Microsoft wants you to use Edge. In an attempt to lure the more security-conscious users, the company is testing a new “Super Duper Secure Mode.” No, that’s not a name we made up; it’s what Microsoft is calling this new browser mode in Edge, at least for now.
What Is the “Super Duper Secure Mode?”
Microsoft’s “Super Duper Secure Mode” is in testing with the Edge Vulnerability Research team, as first spotted by BleepingComputer. The overall idea of the browsing mode is to bring security enhancements without significant performance impairments. Ideally, the company would be able to create a locked-down browsing experience without creating any slowdowns or bottlenecks.
The new browser mode removes the Just-In-Time Compilation (JIT) from the V8 processing pipeline, which is designed to reduce the attack surface threat actors can use to hack into Edge.
To put that even more simply, the browser mode removes a method that hackers could use to hijack a browsing session.
At the moment we are disabling JIT and enabling CET in the renderer process. ACG enablement is next after we do some testing. We also have plans for Android and Mac as well. Android being the most interesting since mobile is such a key target 6/?
— Johnathan Norman (@spoofyroot) August 4, 2021
Johnathan Norman, Microsoft Edge Vulnerability Research Lead, broke down the browsing mode on GitHub. “This reduction of attack surface has potential to significantly improve user security; it would remove roughly half of the V8 bugs that must be fixed.”
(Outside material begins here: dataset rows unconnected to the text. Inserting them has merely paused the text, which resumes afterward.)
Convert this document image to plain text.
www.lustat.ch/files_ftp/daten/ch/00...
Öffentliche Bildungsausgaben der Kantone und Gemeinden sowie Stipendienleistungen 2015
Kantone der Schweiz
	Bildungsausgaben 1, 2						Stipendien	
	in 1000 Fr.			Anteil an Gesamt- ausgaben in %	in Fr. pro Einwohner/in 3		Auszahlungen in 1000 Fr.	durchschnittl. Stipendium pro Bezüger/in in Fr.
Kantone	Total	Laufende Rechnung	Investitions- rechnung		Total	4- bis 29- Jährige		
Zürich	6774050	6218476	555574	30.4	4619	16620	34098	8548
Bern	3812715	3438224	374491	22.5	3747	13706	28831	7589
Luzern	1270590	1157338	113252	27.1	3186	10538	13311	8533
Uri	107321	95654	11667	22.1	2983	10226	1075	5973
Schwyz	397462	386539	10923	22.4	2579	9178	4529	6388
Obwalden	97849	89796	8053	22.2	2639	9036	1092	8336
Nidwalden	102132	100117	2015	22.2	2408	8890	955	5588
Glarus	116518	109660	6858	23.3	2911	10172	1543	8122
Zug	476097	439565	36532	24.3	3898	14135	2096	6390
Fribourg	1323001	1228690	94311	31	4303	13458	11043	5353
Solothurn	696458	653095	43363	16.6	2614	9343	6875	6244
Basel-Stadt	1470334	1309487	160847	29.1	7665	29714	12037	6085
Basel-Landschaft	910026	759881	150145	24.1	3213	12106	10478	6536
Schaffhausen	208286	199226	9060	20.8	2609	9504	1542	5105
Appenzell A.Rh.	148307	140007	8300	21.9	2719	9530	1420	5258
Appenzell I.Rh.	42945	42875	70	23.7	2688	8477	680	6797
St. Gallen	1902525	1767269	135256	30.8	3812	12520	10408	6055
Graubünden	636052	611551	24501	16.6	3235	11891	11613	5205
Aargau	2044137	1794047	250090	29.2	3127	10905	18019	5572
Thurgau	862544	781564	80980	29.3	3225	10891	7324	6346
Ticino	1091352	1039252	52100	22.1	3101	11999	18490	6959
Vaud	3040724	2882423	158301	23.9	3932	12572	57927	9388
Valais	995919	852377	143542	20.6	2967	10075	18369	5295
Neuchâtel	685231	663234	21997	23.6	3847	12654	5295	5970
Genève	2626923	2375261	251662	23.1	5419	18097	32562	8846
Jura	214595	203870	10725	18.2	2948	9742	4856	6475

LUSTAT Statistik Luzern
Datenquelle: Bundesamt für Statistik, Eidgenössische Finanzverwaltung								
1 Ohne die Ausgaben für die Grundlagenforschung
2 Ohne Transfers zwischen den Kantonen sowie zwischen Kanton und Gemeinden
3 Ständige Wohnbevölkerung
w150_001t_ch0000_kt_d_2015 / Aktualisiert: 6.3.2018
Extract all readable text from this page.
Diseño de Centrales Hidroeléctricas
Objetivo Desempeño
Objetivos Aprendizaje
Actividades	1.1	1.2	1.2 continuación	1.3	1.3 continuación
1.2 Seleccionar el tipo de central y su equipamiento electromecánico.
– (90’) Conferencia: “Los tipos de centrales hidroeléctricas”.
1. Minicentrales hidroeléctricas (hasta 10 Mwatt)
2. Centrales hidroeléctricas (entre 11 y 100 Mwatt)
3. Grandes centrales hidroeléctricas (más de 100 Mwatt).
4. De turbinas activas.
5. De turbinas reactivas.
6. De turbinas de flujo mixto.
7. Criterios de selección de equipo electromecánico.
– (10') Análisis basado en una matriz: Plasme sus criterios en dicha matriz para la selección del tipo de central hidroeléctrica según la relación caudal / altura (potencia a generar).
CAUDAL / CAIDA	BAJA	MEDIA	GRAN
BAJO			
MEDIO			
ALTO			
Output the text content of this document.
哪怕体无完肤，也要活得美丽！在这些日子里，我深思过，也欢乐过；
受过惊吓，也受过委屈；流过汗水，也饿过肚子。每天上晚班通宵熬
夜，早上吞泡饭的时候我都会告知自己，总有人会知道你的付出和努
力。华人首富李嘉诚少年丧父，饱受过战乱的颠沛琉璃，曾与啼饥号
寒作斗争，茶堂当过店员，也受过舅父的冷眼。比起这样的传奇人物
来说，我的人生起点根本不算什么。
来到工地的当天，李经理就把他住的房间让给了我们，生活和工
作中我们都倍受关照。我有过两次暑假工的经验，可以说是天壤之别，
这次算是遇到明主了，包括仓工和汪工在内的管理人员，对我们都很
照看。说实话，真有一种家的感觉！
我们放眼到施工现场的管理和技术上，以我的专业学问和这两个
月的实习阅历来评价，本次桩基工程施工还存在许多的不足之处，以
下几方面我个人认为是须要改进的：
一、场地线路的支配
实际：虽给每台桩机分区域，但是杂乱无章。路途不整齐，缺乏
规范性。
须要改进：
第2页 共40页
The reason JIT exists is to speed things up by compiling code during program execution, but Microsoft says that disabling it doesn’t always have negative impacts on performance.
Not only does the mode disable JIT, but it also enables Control-flow Enforcement Technology (CET), which is an Intel hardware-based exploit mitigation that helps further lock down the browsing experience.
Down the road, Microsoft is planning to add Arbitrary Code Guard (ACG) to the mode, which is another mitigation tool that prevents loading malicious code into memory.
Sadly, the name won’t stick around if Microsoft decides to implement the mode into Edge permanently. “Also, our tongue-in-cheek name will likely need to change to something more professional when we launch as a feature. For now, we are going to continue having fun with it,” Norman concluded.
How to Try “Super Duper Secure” Mode Yourself
If you feel like being Super Duper Secure interests you, trying the mode is relatively straightforward. First, you’ll need to make sure you’re running one of Microsoft Edge preview releases (that’s either Beta, Dev, or Canary).
As long as you have one of those installed, simply type the following in your Edge address bar and toggle the new browser mode:
While you shouldn’t see any noticeable performance drops (according to Microsoft), this is still an experimental mode, and there are bound to be some issues that pop up, so try it for yourself and see what happens.